Forget happy snaps, lazing on tropical beaches and rowdy cocktail sessions, the newest travel trend is eerie and Aussies need not travel to Chernobyl to take part in dark tourism.

From exploring execution sites in China, to earthquake ruins in Nepal, death camps in Korea, the lawless walled city inside Hong Kong, and the Khmer Rouge killing fields, dark travel has become big business.

The Ukraine has seen a surge in tourism to its infamous nuclear meltdown zone due to the hit HBO drama Chernobyl. Meanwhile, many curious travellers in Asia are bypassing temples, markets and museums to visit locations with sinister histories and learn about the war, natural disasters and civil unrest behind them. Paying respect to their sombre backstories is crucial when visiting these following dark tourism sites.


It was one of the most densely populated places the world has ever seen.

It was wild, dangerous, practically lawless and largely ignored by the Hong Kong Government — the City of Darkness.

That was the alarming moniker Hong Kong locals gave to a huge housing complex in Kowloon that was rife with drug dens, brothels and illegal gambling houses, all controlled by the vicious Chinese organised crime group known as the Triads.

At its peak in the early 1990s, more than 30,000 people resided in the City of Darkness, living in squalor among hundreds of decrepit, interconnected apartment blocks. It was such a treacherous place that even most police and Government officials refused to enter.
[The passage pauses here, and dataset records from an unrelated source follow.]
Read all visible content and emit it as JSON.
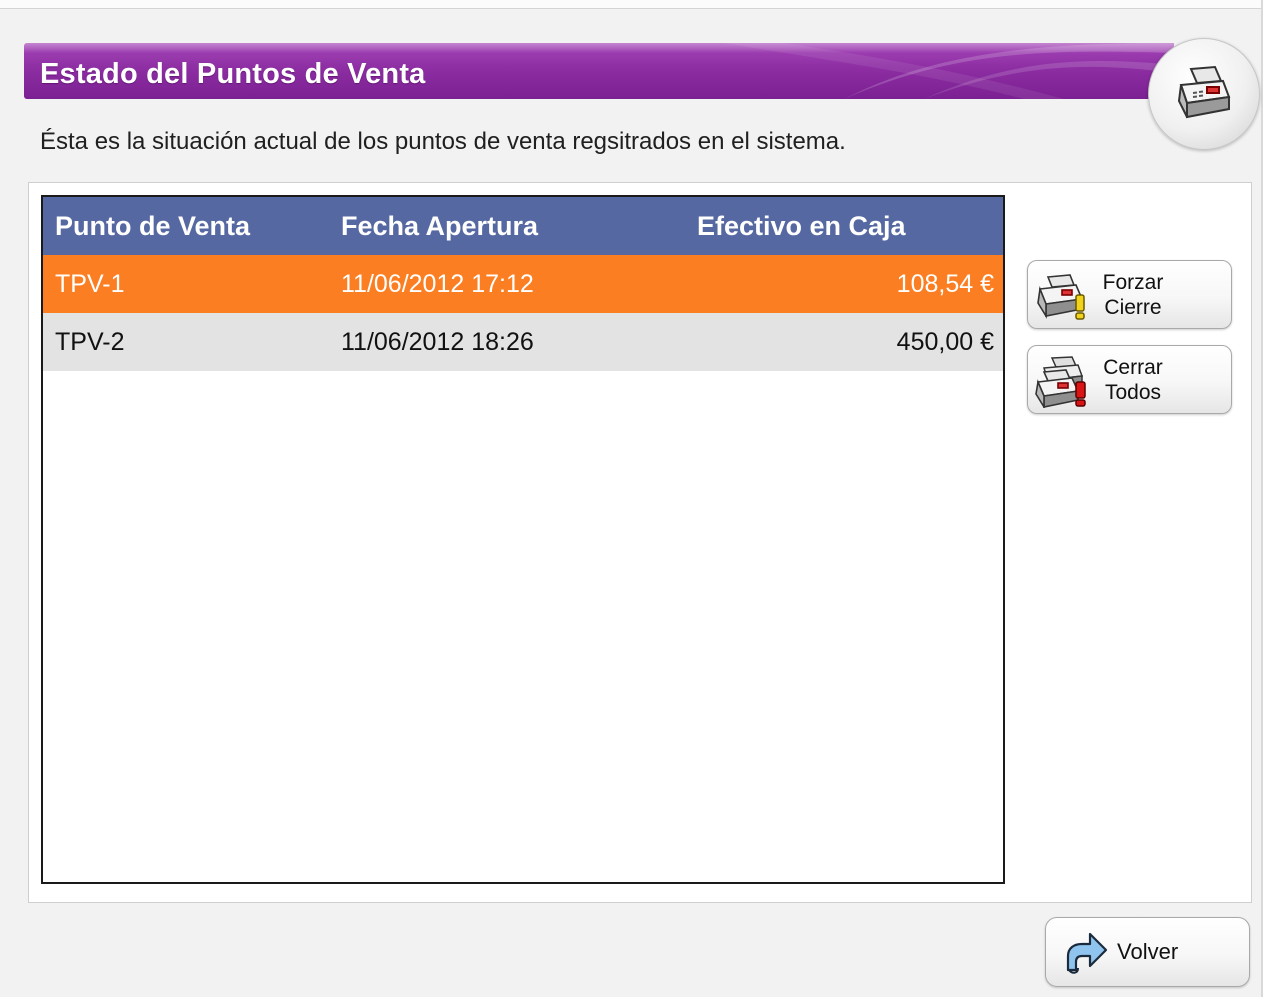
{
  "header": {
    "title": "Estado del Puntos de Venta",
    "icon": "cash-register-icon",
    "band_color": "#8d2ea3"
  },
  "description": "Ésta es la situación actual de los puntos de venta regsitrados en el sistema.",
  "table": {
    "columns": [
      "Punto de Venta",
      "Fecha Apertura",
      "Efectivo en Caja"
    ],
    "header_color": "#5668a1",
    "rows": [
      {
        "punto": "TPV-1",
        "fecha": "11/06/2012 17:12",
        "efectivo": "108,54 €",
        "selected": true,
        "color": "#fb7f22"
      },
      {
        "punto": "TPV-2",
        "fecha": "11/06/2012 18:26",
        "efectivo": "450,00 €",
        "selected": false,
        "color": "#e3e3e3"
      }
    ]
  },
  "actions": {
    "forzar": {
      "line1": "Forzar",
      "line2": "Cierre",
      "icon": "cash-register-warning-icon"
    },
    "cerrar": {
      "line1": "Cerrar",
      "line2": "Todos",
      "icon": "cash-registers-alert-icon"
    }
  },
  "footer": {
    "volver_label": "Volver",
    "volver_icon": "return-arrow-icon"
  }
}
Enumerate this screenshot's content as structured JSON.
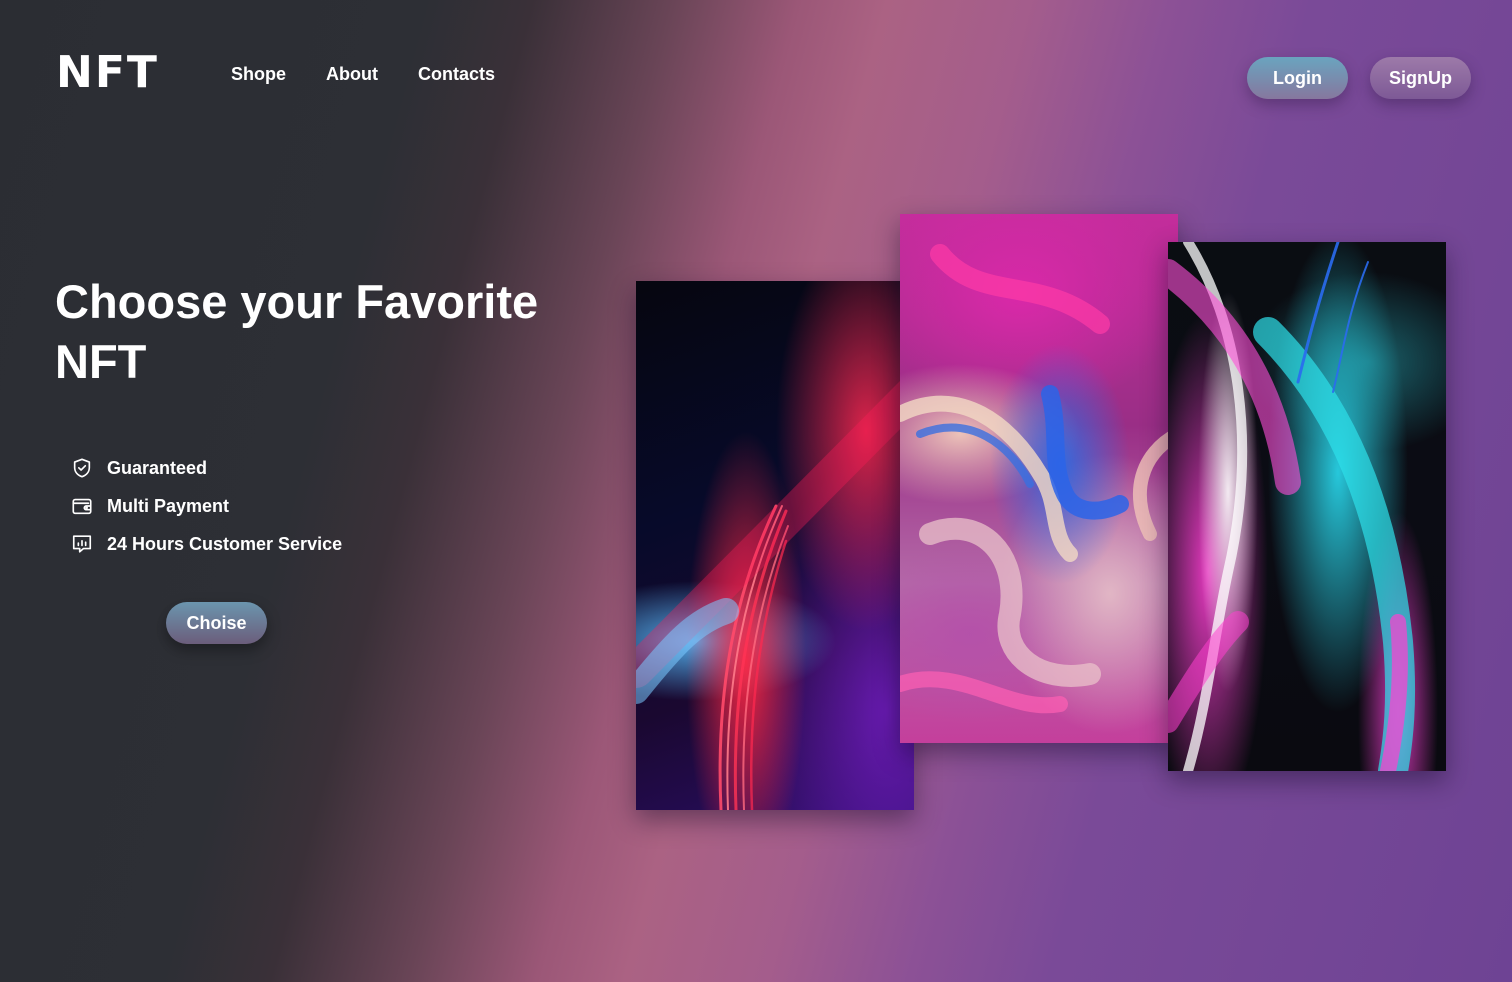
{
  "brand": {
    "logo_text": "NFT"
  },
  "nav": {
    "items": [
      {
        "label": "Shope"
      },
      {
        "label": "About"
      },
      {
        "label": "Contacts"
      }
    ]
  },
  "auth": {
    "login_label": "Login",
    "signup_label": "SignUp"
  },
  "hero": {
    "title": "Choose your Favorite NFT",
    "features": [
      {
        "icon": "shield-check-icon",
        "label": "Guaranteed"
      },
      {
        "icon": "wallet-icon",
        "label": "Multi Payment"
      },
      {
        "icon": "chat-chart-icon",
        "label": "24 Hours Customer Service"
      }
    ],
    "cta_label": "Choise"
  },
  "gallery": {
    "cards": [
      {
        "name": "nft-card-light-streaks"
      },
      {
        "name": "nft-card-fluid-marble"
      },
      {
        "name": "nft-card-neon-waves"
      }
    ]
  },
  "colors": {
    "background_dark": "#2b2d33",
    "background_pink": "#ab6283",
    "background_purple": "#6e4394",
    "text": "#ffffff"
  }
}
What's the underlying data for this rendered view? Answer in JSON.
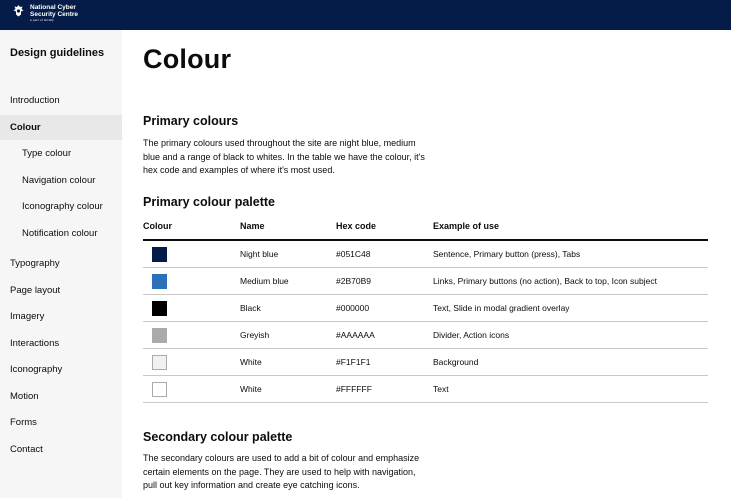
{
  "header": {
    "logo_line1": "National Cyber",
    "logo_line2": "Security Centre",
    "logo_line3": "a part of GCHQ"
  },
  "sidebar": {
    "title": "Design guidelines",
    "items": [
      {
        "label": "Introduction"
      },
      {
        "label": "Colour"
      },
      {
        "label": "Type colour"
      },
      {
        "label": "Navigation colour"
      },
      {
        "label": "Iconography colour"
      },
      {
        "label": "Notification colour"
      },
      {
        "label": "Typography"
      },
      {
        "label": "Page layout"
      },
      {
        "label": "Imagery"
      },
      {
        "label": "Interactions"
      },
      {
        "label": "Iconography"
      },
      {
        "label": "Motion"
      },
      {
        "label": "Forms"
      },
      {
        "label": "Contact"
      }
    ]
  },
  "main": {
    "title": "Colour",
    "primary": {
      "heading": "Primary colours",
      "lines": [
        "The primary colours used throughout the site are night blue, medium",
        "blue and a range of black to whites. In the table we have the colour, it's",
        "hex code and examples of where it's most used."
      ]
    },
    "palette": {
      "heading": "Primary colour palette",
      "columns": [
        "Colour",
        "Name",
        "Hex code",
        "Example of use"
      ],
      "rows": [
        {
          "swatch": "#051C48",
          "name": "Night blue",
          "hex": "#051C48",
          "use": "Sentence, Primary button (press), Tabs"
        },
        {
          "swatch": "#2B70B9",
          "name": "Medium blue",
          "hex": "#2B70B9",
          "use": "Links, Primary buttons (no action), Back to top, Icon subject"
        },
        {
          "swatch": "#000000",
          "name": "Black",
          "hex": "#000000",
          "use": "Text, Slide in modal gradient overlay"
        },
        {
          "swatch": "#AAAAAA",
          "name": "Greyish",
          "hex": "#AAAAAA",
          "use": "Divider, Action icons"
        },
        {
          "swatch": "#F1F1F1",
          "name": "White",
          "hex": "#F1F1F1",
          "use": "Background"
        },
        {
          "swatch": "#FFFFFF",
          "name": "White",
          "hex": "#FFFFFF",
          "use": "Text"
        }
      ]
    },
    "secondary": {
      "heading": "Secondary colour palette",
      "lines": [
        "The secondary colours are used to add a bit of colour and emphasize",
        "certain elements on the page. They are used to help with navigation,",
        "pull out key information and create eye catching icons."
      ]
    }
  },
  "colors": {
    "header_bg": "#051c48",
    "sidebar_bg": "#f6f6f6",
    "active_item_bg": "#e8e8e8"
  }
}
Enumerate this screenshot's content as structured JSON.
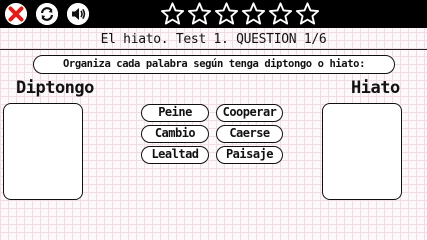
{
  "top_bar": {
    "controls": [
      {
        "icon": "close-icon"
      },
      {
        "icon": "refresh-icon"
      },
      {
        "icon": "speaker-icon"
      }
    ],
    "stars_total": 6,
    "stars_filled": 0
  },
  "title": "El hiato. Test 1. QUESTION 1/6",
  "instructions": "Organiza cada palabra según tenga diptongo o hiato:",
  "columns": {
    "left": "Diptongo",
    "right": "Hiato"
  },
  "words": [
    "Peine",
    "Cooperar",
    "Cambio",
    "Caerse",
    "Lealtad",
    "Paisaje"
  ],
  "colors": {
    "close": "#e11d17",
    "bar": "#000000",
    "grid": "#f1dbe6"
  }
}
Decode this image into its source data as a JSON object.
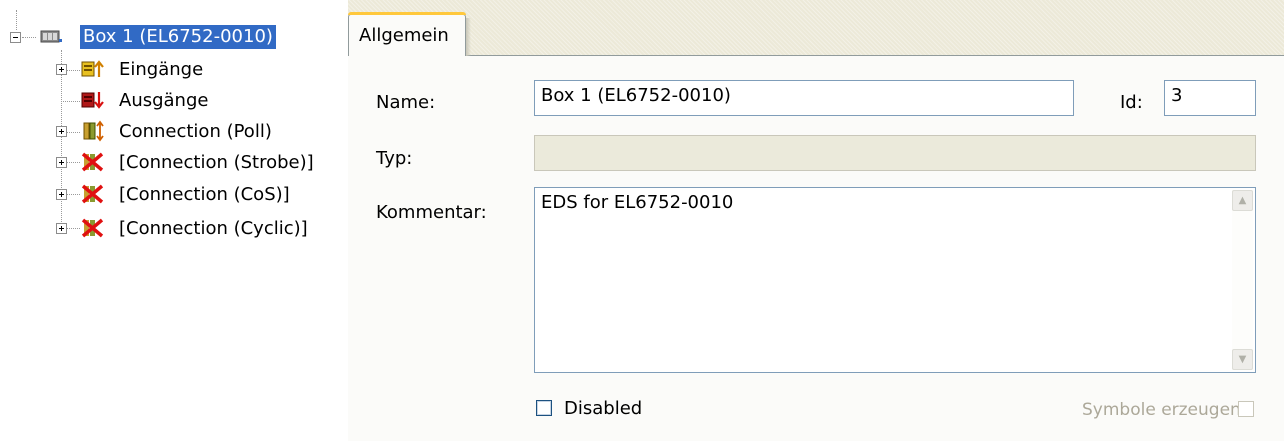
{
  "tree": {
    "root": {
      "label": "Box 1 (EL6752-0010)",
      "selected": true
    },
    "children": [
      {
        "label": "Eingänge",
        "icon": "inputs-icon"
      },
      {
        "label": "Ausgänge",
        "icon": "outputs-icon"
      },
      {
        "label": "Connection (Poll)",
        "icon": "connection-poll-icon"
      },
      {
        "label": "[Connection (Strobe)]",
        "icon": "connection-disabled-icon"
      },
      {
        "label": "[Connection (CoS)]",
        "icon": "connection-disabled-icon"
      },
      {
        "label": "[Connection (Cyclic)]",
        "icon": "connection-disabled-icon"
      }
    ]
  },
  "tabs": [
    {
      "label": "Allgemein",
      "active": true
    }
  ],
  "form": {
    "name_label": "Name:",
    "name_value": "Box 1 (EL6752-0010)",
    "id_label": "Id:",
    "id_value": "3",
    "type_label": "Typ:",
    "type_value": "",
    "comment_label": "Kommentar:",
    "comment_value": "EDS for EL6752-0010",
    "disabled_label": "Disabled",
    "disabled_checked": false,
    "symbols_label": "Symbole erzeugen",
    "symbols_checked": false
  },
  "colors": {
    "selection": "#316ac5",
    "panel": "#ece9d8",
    "tab_accent": "#ffc83c"
  }
}
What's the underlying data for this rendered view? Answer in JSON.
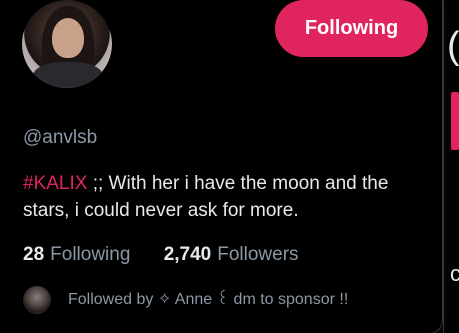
{
  "colors": {
    "background": "#000000",
    "accent": "#e0245e",
    "text_primary": "#e7e9ea",
    "text_secondary": "#8b98a5",
    "border": "#2f3336"
  },
  "profile": {
    "avatar_icon": "user-avatar",
    "display_name_emoji": "🐱",
    "handle": "@anvlsb",
    "follow_button_label": "Following",
    "bio": {
      "hashtag": "#KALIX",
      "text": " ;; With her i have the moon and the stars, i could never ask for more."
    },
    "stats": {
      "following_count": "28",
      "following_label": "Following",
      "followers_count": "2,740",
      "followers_label": "Followers"
    },
    "followed_by": {
      "avatar_icon": "follower-avatar",
      "text": "Followed by ✧ Anne ꒰ dm to sponsor !!"
    }
  },
  "background_page": {
    "glyph_top": "(",
    "glyph_bottom": "c"
  }
}
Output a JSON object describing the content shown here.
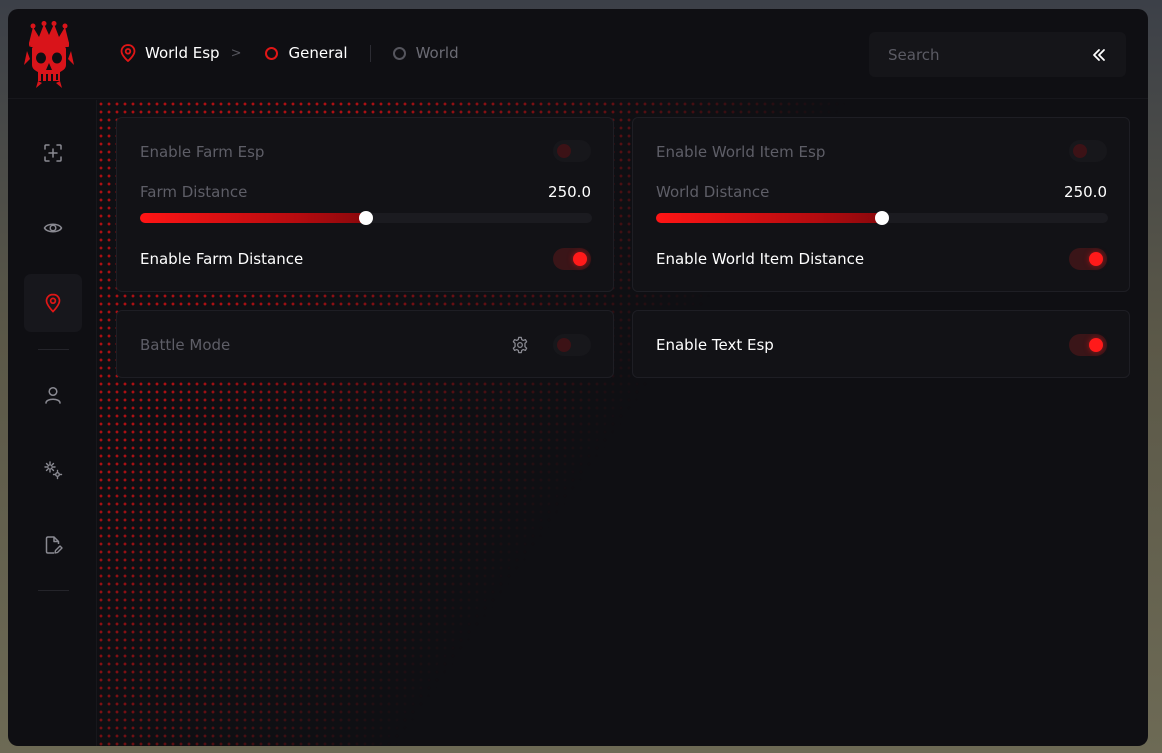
{
  "breadcrumb": {
    "items": [
      {
        "label": "World Esp",
        "icon": "location-pin-icon"
      },
      {
        "label": "General",
        "icon": "ring-icon",
        "active": true
      },
      {
        "label": "World",
        "icon": "ring-icon",
        "active": false
      }
    ],
    "separator": ">"
  },
  "search": {
    "placeholder": "Search",
    "collapse_icon": "double-chevron-left-icon"
  },
  "sidebar": {
    "items": [
      {
        "icon": "crosshair-plus-icon",
        "active": false
      },
      {
        "icon": "eye-icon",
        "active": false
      },
      {
        "icon": "location-pin-icon",
        "active": true
      },
      {
        "icon": "user-icon",
        "active": false
      },
      {
        "icon": "gears-icon",
        "active": false
      },
      {
        "icon": "file-edit-icon",
        "active": false
      }
    ]
  },
  "panels": {
    "farm": {
      "enable_label": "Enable Farm Esp",
      "enable_on": false,
      "distance_label": "Farm Distance",
      "distance_value": "250.0",
      "distance_fraction": 0.5,
      "distance_toggle_label": "Enable Farm Distance",
      "distance_toggle_on": true
    },
    "world": {
      "enable_label": "Enable World Item Esp",
      "enable_on": false,
      "distance_label": "World Distance",
      "distance_value": "250.0",
      "distance_fraction": 0.5,
      "distance_toggle_label": "Enable World Item Distance",
      "distance_toggle_on": true
    },
    "battle": {
      "label": "Battle Mode",
      "on": false,
      "settings_icon": "gear-icon"
    },
    "text": {
      "label": "Enable Text Esp",
      "on": true
    }
  },
  "colors": {
    "accent": "#ff1a1a",
    "background": "#0f0f13",
    "panel": "#121216"
  }
}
Finally, in 1994, the complex was demolished and replaced the following year with a beautiful park, which many tourists now visit to read plaques that detail the location’s sordid history.


I’ve had to stop reading. The board in front of me contains information about actions so heinous, so abhorrent that my stomach is suddenly churning. One particular detail I just read I hope to forget as soon as possible because never in my life have I imagined something imbued with such evil.

In the late 1970s, Cambodia’s Khmer Rouge Communist party committed genocide. They executed up to 2.5 million people in less than four years — close to one-third of the country’s population. They completed this reign of terror at the same time many of you reading this were enjoying a peaceful existence in a lucky country.

Choeung Ek Genocidal Center attracts hundreds of thousands of Western tourists a year — people who have largely had privileged lives. That’s a very good thing because this centre is the ultimate reality check. It will change you.


Locked up in a tiny cell, the two women are frozen in time before me, holding hands as they try to help each other from having their spirits broken by their Japanese tormentors. It was in this same jail, where these two statues are placed, that hundreds of South Korean prisoners were killed, many of them tortured to death.

Seodaemun Prison History Hall is a former jail which was converted into a museum detailing this haunting period in South Korea’s history during the first half of the 20th century when the country was under Japanese rule.

The prison was built by the Japanese as a place to detain and torture Korean freedom fighters. Visitors to this site can enter original cells and execution rooms and read plaques which detail the misery of this complex.


At the same time Japanese fighters were committing atrocities in Seodaemun Prison, Chinese soldiers were doling our similarly harsh treatment 2,000km away. When I arrive at Zhazidong Prison, on the outskirts of Chongqing city in southwest China, I find hundreds of mostly Chinese tourists flowing in and out of this former concentration camp.

Set up secretly in 1943 by the Chinese Nationalist Party, called the KMT, this hidden prison was built into a hillside amid dense forest. The KMT was seeking to crush China’s Communist Revolution movement and so imprisoned, tortured and killed hundreds of revolutionaries at Zhazidong in the 1940s. The camp now acts as a museum, with visitors able to see its cells and even an evil torture chamber.


It is more than four years since Nepal was devastated by a massive earthquake that killed nearly 9,000 people, caused more than 20,000 injuries and damaged thousands of buildings, including historic temples and palaces. Yet the country is still trying to rebuild from this natural disaster due not just to the extent of the carnage, but also because of its limited infrastructure and its status as one of Asia’s poorest nations.

Tourism is crucial to Nepal’s economy and travellers are helping the country recover by pumping money into its hospitality sector, donating to earthquake recovery funds, and joining guided tours of badly affected areas like Bhaktapur. About 20 per cent of Bhaktapur’s buildings were razed by the earthquake but, amid this destruction, survived a host of stunning ancient structures like the amazing 300-year-old Nyatapola Temple.